PRAXICON Semantic Network

Embodied Knowledge representation & Reasoning

 

Prior multimodal knowledge requires representation in a structured form, so that generalisation and reasoning is accommodated. The need for structured knowledge in intelligent systems has led to the development of knowledge bases, ontologies and semantic graphs. While Neuroscience findings point to a multisensory, multimodal and distributed semantic memory in the human brain, these computational resources remain static storage spaces of mostly -verbal concepts- with ad hoc defined associations/relations.  From a computational perspective,  generalisation and common sense reasoning in intelligent systems still stumbles upon the gap between high-level, symbolic representations and low-level sensorymotor experiences. 
     Our ultimate objective in this research line is the development of a computational semantic memory structured in a way that it will enable generalisation and will serve multimodality. A basic step towards this direction is PRAXICON, a dynamic, recursive and referential semantic network with biological basis that aims to address the representation and integration challenges of embodied and enactive cognition.

     Concepts in the PRAXICON may have a concrete (physical) or abstract reference pertaining to entities, movements and features with no domain constraints. They have multiple representations (symbolic, perceptual, motoric). All of them are important, but some of them are more important than others for generalisation and reasoning. Associations between concepts in the PRAXICON are simple or recursive in nature; they pertain to a finite set of pragmatic relation types that provide constraints on the production of new associations, without restricting such production though. The PRAXICON draws a clear line between language and semantic memory; it considers language an additional modality that contributes (significantly and uniquely) to the acquisition and use of generalised knowledge through dynamic interaction with perception and action, rather than an efficient representation means of such knowledge. We argue that the PRAXICON is necessary for intelligent systems, so that they move beyond one shot learning to large scale generalisation and common sense reasoning.

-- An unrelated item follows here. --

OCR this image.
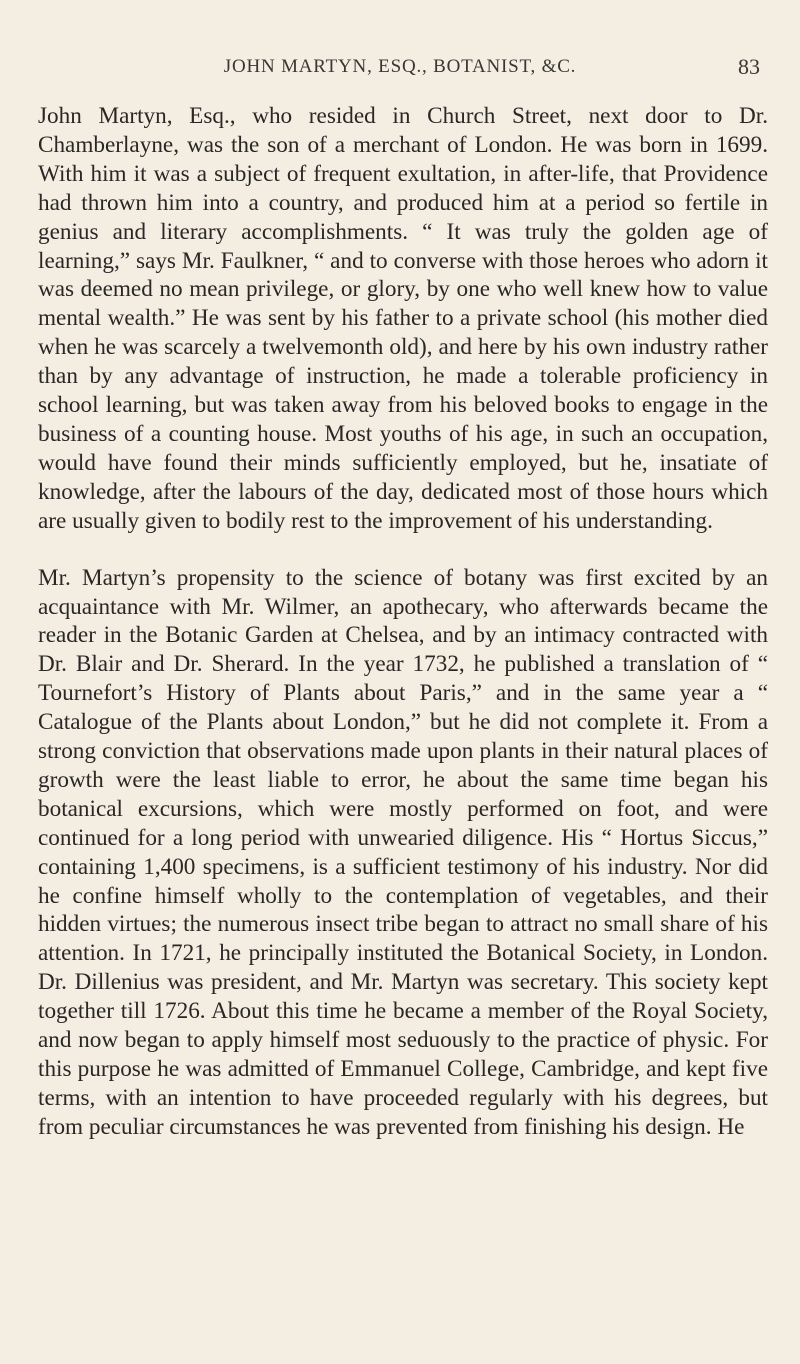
JOHN MARTYN, ESQ., BOTANIST, &C.	83

John Martyn, Esq., who resided in Church Street, next door to Dr. Chamberlayne, was the son of a merchant of London. He was born in 1699. With him it was a subject of frequent exultation, in after-life, that Providence had thrown him into a country, and produced him at a period so fertile in genius and literary accomplishments. “ It was truly the golden age of learning,” says Mr. Faulkner, “ and to converse with those heroes who adorn it was deemed no mean privilege, or glory, by one who well knew how to value mental wealth.” He was sent by his father to a private school (his mother died when he was scarcely a twelvemonth old), and here by his own industry rather than by any advantage of instruction, he made a tolerable proficiency in school learning, but was taken away from his beloved books to engage in the business of a counting house. Most youths of his age, in such an occupation, would have found their minds sufficiently employed, but he, insatiate of knowledge, after the labours of the day, dedicated most of those hours which are usually given to bodily rest to the improvement of his understanding.

Mr. Martyn’s propensity to the science of botany was first excited by an acquaintance with Mr. Wilmer, an apothecary, who afterwards became the reader in the Botanic Garden at Chelsea, and by an intimacy contracted with Dr. Blair and Dr. Sherard. In the year 1732, he published a translation of “ Tournefort’s History of Plants about Paris,” and in the same year a “ Catalogue of the Plants about London,” but he did not complete it. From a strong conviction that observations made upon plants in their natural places of growth were the least liable to error, he about the same time began his botanical excursions, which were mostly performed on foot, and were continued for a long period with unwearied diligence. His “ Hortus Siccus,” containing 1,400 specimens, is a sufficient testimony of his industry. Nor did he confine himself wholly to the contemplation of vegetables, and their hidden virtues; the numerous insect tribe began to attract no small share of his attention. In 1721, he principally instituted the Botanical Society, in London. Dr. Dillenius was president, and Mr. Martyn was secretary. This society kept together till 1726. About this time he became a member of the Royal Society, and now began to apply himself most seduously to the practice of physic. For this purpose he was admitted of Emmanuel College, Cambridge, and kept five terms, with an intention to have proceeded regularly with his degrees, but from peculiar circumstances he was prevented from finishing his design. He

In Human-Computer/Robot interaction in particular, such skill (prior knowledge genaralisation) is key for the machine to deal with the unexpected and reach towards creativity. 

     PRAXICON incorporates our research on goal-directed action, and in particular the principles and structures defined in the Minimalist Grammar of Action. A preliminary version of the PRAXICON is available open to the public. It was developed with the POETICON and POETICON++ projects, i.e., within human-robot interaction applications (following verbal instructions from humans for performing everyday tasks, and verbalization of what a human does in a visual scene). The embodied concepts and relations in the PLT Embodied Concepts Dataset (doi: 10.5281/zenodo.11624849) follow the PRAXICON structures; when their translation into English and French will conclude, a new version of PRAXICON populated with this data will be released (expected: December 2024).